An A/B experiment is a randomized experiment with two groups: an experimental group and a control group. The experimental group receives some different treatment (in this case, predictions or search results from the Retail API); the control group does not.

When you run an A/B experiment with the Retail API, you include the information about which group a user was in when you record user events. The Retail API uses that information to refine the model and provide metrics.

Both versions of your application must be the same, except that users in the experimental group see results generated by the Retail API and the control group does not. You log user events for both groups.

For more on traffic splitting, see Splitting Traffic in the App Engine documentation.

Experiment platforms

Set up the experiment using a third-party experiment platform such as Google Optimize or Optimizely. The control and experimental groups each get a unique experiment ID from the platform. When you record a user event, specify which group the user is in by including the experiment ID in the experimentIds field. Providing the experiment ID enables the Retail API to compare the metrics for the versions of your application seen by the control and experimental groups.

Best practices for A/B experiments

The goal of an A/B experiment is to accurately determine the impact of updating your site (in this case, employing Retail). To get an accurate measure of the impact, you must design and implement the experiment correctly, so that other differences do not creep in and impact the experiment results.

To design a meaningful A/B experiment, use the following tips:

  • Before setting up your A/B experiment, use prediction or search preview to ensure that your model is behaving as you expect.

  • Make sure that the behavior of your site is identical for the experimental group and the control group.

    Site behavior includes latency, display format, text format, page layout, image quality, and image size. There should be no discernible differences for any of these attributes between the experience of the control and experiment groups.

  • Accept and display results as they are returned from Retail, and display them in the same order as they are returned.

    Filtering out items that are out of stock is acceptable. However, you should avoid filtering or ordering results based on your business rules.

  • If you include an attribution token with your user events, make sure it is set up correctly. See the documentation for Attribution tokens.

  • Make sure that the serving config you provide when you request recommendations or search results matches your intention for that recommendation or search result, and the location where you display the results.

    When you use Recommendations, the serving config affects how models are trained and therefore what products are recommended. Learn more.
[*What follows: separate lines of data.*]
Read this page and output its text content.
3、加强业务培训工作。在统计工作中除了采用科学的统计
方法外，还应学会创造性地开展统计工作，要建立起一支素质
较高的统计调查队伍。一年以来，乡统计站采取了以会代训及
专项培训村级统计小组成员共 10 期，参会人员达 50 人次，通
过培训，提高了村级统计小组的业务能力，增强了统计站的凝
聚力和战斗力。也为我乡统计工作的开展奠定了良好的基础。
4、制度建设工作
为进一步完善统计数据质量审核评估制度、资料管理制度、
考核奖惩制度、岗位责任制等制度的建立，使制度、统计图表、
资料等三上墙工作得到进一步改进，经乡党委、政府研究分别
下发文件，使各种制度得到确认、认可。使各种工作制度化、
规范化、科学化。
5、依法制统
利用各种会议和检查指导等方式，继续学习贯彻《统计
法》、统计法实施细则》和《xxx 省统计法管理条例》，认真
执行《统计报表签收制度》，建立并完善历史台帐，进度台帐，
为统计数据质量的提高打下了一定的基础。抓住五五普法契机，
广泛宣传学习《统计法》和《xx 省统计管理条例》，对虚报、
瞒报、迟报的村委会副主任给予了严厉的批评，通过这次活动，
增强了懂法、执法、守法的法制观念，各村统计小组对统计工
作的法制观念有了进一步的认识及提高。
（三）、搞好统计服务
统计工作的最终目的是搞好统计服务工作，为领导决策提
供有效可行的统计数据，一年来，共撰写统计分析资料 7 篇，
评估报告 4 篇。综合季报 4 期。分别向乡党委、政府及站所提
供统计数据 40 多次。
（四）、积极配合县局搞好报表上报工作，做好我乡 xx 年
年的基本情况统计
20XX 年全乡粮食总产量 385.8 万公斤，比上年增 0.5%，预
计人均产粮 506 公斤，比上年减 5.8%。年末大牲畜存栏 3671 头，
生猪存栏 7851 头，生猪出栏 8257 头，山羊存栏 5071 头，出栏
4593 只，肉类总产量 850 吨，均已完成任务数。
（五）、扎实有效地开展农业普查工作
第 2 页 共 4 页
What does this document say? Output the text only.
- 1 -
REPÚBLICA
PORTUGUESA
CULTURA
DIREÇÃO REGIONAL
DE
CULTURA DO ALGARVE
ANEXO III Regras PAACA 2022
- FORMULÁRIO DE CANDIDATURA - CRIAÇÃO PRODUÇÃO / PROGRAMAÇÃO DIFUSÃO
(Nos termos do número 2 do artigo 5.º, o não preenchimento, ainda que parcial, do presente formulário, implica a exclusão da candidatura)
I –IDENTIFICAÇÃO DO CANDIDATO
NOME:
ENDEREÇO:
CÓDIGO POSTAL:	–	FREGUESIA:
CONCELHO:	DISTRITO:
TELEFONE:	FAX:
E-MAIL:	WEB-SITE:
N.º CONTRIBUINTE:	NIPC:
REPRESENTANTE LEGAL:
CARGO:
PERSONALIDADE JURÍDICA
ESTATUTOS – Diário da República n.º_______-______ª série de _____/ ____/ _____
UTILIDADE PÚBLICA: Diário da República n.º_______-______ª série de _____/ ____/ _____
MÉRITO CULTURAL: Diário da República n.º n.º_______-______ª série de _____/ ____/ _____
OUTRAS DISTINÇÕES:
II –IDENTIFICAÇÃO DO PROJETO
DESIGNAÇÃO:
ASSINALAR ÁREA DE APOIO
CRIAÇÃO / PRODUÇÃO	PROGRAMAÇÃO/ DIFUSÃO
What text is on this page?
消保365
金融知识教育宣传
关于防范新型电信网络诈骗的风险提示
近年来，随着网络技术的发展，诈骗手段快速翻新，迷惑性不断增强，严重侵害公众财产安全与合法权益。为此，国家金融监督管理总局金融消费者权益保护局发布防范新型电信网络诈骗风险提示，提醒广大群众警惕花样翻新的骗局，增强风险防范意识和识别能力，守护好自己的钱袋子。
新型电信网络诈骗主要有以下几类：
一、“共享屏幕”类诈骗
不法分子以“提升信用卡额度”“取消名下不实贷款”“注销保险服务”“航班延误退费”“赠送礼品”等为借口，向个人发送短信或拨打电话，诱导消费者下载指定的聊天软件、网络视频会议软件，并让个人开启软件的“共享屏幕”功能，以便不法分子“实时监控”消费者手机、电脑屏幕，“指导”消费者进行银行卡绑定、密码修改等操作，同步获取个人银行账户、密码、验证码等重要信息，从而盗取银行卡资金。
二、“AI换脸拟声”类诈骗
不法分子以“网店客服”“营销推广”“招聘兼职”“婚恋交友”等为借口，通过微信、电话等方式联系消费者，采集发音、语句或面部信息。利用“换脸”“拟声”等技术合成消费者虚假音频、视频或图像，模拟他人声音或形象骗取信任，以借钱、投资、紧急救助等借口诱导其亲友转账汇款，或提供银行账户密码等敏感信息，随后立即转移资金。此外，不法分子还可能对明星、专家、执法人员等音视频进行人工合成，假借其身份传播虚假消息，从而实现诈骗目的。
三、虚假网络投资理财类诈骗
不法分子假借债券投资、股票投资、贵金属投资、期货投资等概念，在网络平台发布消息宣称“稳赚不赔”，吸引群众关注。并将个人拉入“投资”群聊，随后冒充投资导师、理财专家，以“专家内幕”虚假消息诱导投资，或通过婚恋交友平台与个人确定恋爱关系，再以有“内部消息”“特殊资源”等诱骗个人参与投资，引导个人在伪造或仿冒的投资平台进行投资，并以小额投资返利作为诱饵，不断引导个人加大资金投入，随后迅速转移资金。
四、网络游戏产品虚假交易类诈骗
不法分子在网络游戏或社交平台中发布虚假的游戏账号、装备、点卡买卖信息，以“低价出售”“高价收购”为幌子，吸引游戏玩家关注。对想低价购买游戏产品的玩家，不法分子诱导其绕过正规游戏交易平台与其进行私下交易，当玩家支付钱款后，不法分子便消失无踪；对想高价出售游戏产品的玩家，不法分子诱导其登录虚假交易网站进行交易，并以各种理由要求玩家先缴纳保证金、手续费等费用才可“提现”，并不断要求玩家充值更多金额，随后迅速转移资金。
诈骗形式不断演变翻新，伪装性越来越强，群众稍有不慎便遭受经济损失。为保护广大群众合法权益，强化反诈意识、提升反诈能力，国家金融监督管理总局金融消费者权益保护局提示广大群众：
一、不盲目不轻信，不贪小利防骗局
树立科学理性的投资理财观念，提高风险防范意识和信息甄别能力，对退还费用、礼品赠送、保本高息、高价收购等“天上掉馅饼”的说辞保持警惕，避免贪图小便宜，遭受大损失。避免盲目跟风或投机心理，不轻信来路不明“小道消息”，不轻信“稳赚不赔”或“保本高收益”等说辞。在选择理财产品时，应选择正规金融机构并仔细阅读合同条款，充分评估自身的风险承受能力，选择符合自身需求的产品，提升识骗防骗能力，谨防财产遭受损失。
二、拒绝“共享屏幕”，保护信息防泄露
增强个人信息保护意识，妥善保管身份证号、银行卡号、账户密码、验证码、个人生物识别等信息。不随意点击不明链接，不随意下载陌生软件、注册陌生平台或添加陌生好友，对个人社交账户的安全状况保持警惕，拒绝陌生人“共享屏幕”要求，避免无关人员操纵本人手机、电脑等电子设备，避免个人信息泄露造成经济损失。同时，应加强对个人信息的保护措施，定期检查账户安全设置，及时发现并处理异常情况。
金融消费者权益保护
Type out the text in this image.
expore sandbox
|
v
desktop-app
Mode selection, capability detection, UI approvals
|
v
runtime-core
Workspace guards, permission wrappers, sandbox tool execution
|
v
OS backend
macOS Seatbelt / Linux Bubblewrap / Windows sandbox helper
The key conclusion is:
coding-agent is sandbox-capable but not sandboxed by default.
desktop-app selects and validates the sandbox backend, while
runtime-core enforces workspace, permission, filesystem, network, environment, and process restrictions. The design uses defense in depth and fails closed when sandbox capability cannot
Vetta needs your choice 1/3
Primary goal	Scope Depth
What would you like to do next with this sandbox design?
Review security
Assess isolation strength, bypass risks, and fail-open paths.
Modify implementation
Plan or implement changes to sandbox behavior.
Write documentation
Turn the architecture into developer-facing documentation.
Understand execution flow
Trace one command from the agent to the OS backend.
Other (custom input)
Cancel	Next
  • If you are comparing an existing solution with the Retail API, keep the experience of the control group strictly segregated from the experience of the experimental group.

    If the control solution does not provide a recommendation or search result, do not provide one from the Retail API in the control pages. Doing so will skew your test results.

    Make sure your users don't switch between the control group and the experiment group. This is especially important within the same session, but also recommended across sessions. This improves experiment performance and helps you get statistically significant A/B test results sooner.